Immigrants can be detained for a number of reasons, including deportation proceedings, foul-ups involving their immigrant status or criminal matters. While they can be held for a few days or up to a year, the average stay is 17 days. Last year, nearly 3,100 men, women and children were expelled from the three-state Northwest region, up 25 percent from the previous year.

Tougher immigration enforcement and less space available for immigrant detainees in city and county jails across the country have helped drive the nationwide expansion of detention facilities, and immigration officials soon will be able to hold up to 8,000 more immigrants a day.
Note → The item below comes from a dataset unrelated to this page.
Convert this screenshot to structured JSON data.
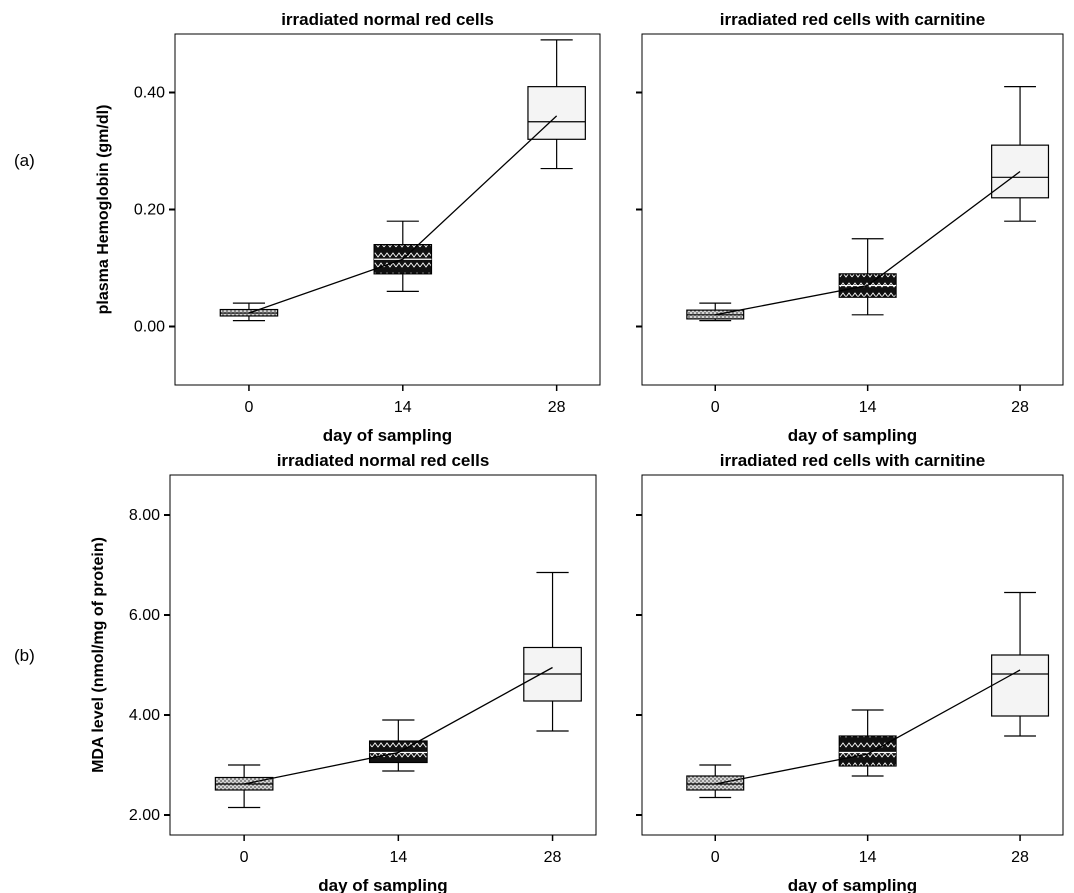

Immigrant detention is the fastest-growing segment of the federal prison system, U.S. Department of Justice statistics show.
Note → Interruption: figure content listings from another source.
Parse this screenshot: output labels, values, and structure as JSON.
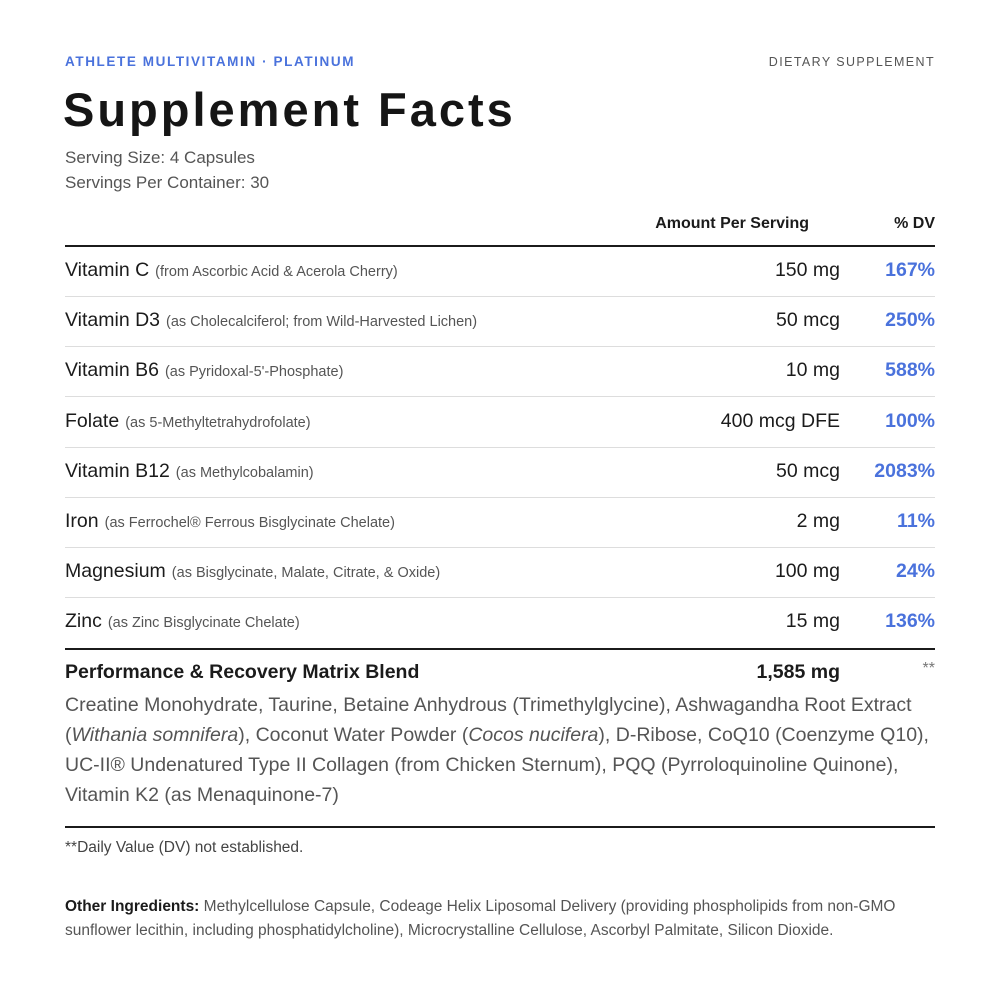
{
  "header": {
    "brand": "ATHLETE MULTIVITAMIN · PLATINUM",
    "label": "DIETARY SUPPLEMENT",
    "title": "Supplement Facts",
    "serving_size": "Serving Size: 4 Capsules",
    "servings_per_container": "Servings Per Container: 30"
  },
  "table": {
    "columns": [
      "Amount Per Serving",
      "% DV"
    ],
    "rows": [
      {
        "name": "Vitamin C",
        "source": "(from Ascorbic Acid & Acerola Cherry)",
        "amount": "150 mg",
        "dv": "167%"
      },
      {
        "name": "Vitamin D3",
        "source": "(as Cholecalciferol; from Wild-Harvested Lichen)",
        "amount": "50 mcg",
        "dv": "250%"
      },
      {
        "name": "Vitamin B6",
        "source": "(as Pyridoxal-5'-Phosphate)",
        "amount": "10 mg",
        "dv": "588%"
      },
      {
        "name": "Folate",
        "source": "(as 5-Methyltetrahydrofolate)",
        "amount": "400 mcg DFE",
        "dv": "100%"
      },
      {
        "name": "Vitamin B12",
        "source": "(as Methylcobalamin)",
        "amount": "50 mcg",
        "dv": "2083%"
      },
      {
        "name": "Iron",
        "source": "(as Ferrochel® Ferrous Bisglycinate Chelate)",
        "amount": "2 mg",
        "dv": "11%"
      },
      {
        "name": "Magnesium",
        "source": "(as Bisglycinate, Malate, Citrate, & Oxide)",
        "amount": "100 mg",
        "dv": "24%"
      },
      {
        "name": "Zinc",
        "source": "(as Zinc Bisglycinate Chelate)",
        "amount": "15 mg",
        "dv": "136%"
      }
    ]
  },
  "blend": {
    "name": "Performance & Recovery Matrix Blend",
    "amount": "1,585 mg",
    "dv": "**",
    "description": [
      {
        "text": "Creatine Monohydrate, Taurine, Betaine Anhydrous (Trimethylglycine), Ashwagandha Root Extract ("
      },
      {
        "text": "Withania somnifera",
        "italic": true
      },
      {
        "text": "), Coconut Water Powder ("
      },
      {
        "text": "Cocos nucifera",
        "italic": true
      },
      {
        "text": "), D-Ribose, CoQ10 (Coenzyme Q10), UC-II® Undenatured Type II Collagen (from Chicken Sternum), PQQ (Pyrroloquinoline Quinone), Vitamin K2 (as Menaquinone-7)"
      }
    ]
  },
  "footnote": "**Daily Value (DV) not established.",
  "other_ingredients": {
    "label": "Other Ingredients:",
    "text": "Methylcellulose Capsule, Codeage Helix Liposomal Delivery (providing phospholipids from non-GMO sunflower lecithin, including phosphatidylcholine), Microcrystalline Cellulose, Ascorbyl Palmitate, Silicon Dioxide."
  }
}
TOM REESE / THE SEATTLE TIMES
Portions of the Northwest Detention Center in Tacoma are designed with dormitory-style living areas, like in this section for women.
The number of detainees has increased from a daily average of 8,600 in 1995 to about 21,500 now, the data show.

Detention facilities also are being built or expanded in Texas, the Washington-Baltimore area, Boston and Denver.

For the Tacoma center, the former Immigration and Naturalization Service (INS) contracted with Correctional Services, of Sarasota, Fla., to build and run the $115 million complex. Federal authorities will pay about $121 a day for each individual detained.

"Our job is one of maintaining a secure environment for the inmates, taking care of and feeding them," said Russell Rau, senior vice president for Correctional Services. "The immigration portion of it is handled by ICE."

The facility has the capacity to expand by 200 beds.

The Tacoma facility replaces the aging Seattle detention facility, which many complain is noisy and shows evidence of its 70-plus years.

While immigrant advocates said the new building will be an improvement, they worry that its distance from Seattle could deprive some detainees of legal representation and visits from family.

Neha Chandola, legal director with the Northwest Immigrant Rights Project, an advocacy group that helps connect detainees with lawyers, said detention cases are often complicated and on such a fast track it's difficult to find attorneys to represent those in custody.

"The percentage of attorneys wanting to help cases in detention is already low," Chandola said. "If you have higher numbers in a facility further away from the downtown (Seattle) area, it may mean even fewer attorneys will take cases in detention."

For detainees who will be brought in from Alaska or Oregon, where they've been held, distance could further complicate their cases. "All the evidence is out of state," she said.

"It becomes a hardship for the family but makes the legal case even more difficult."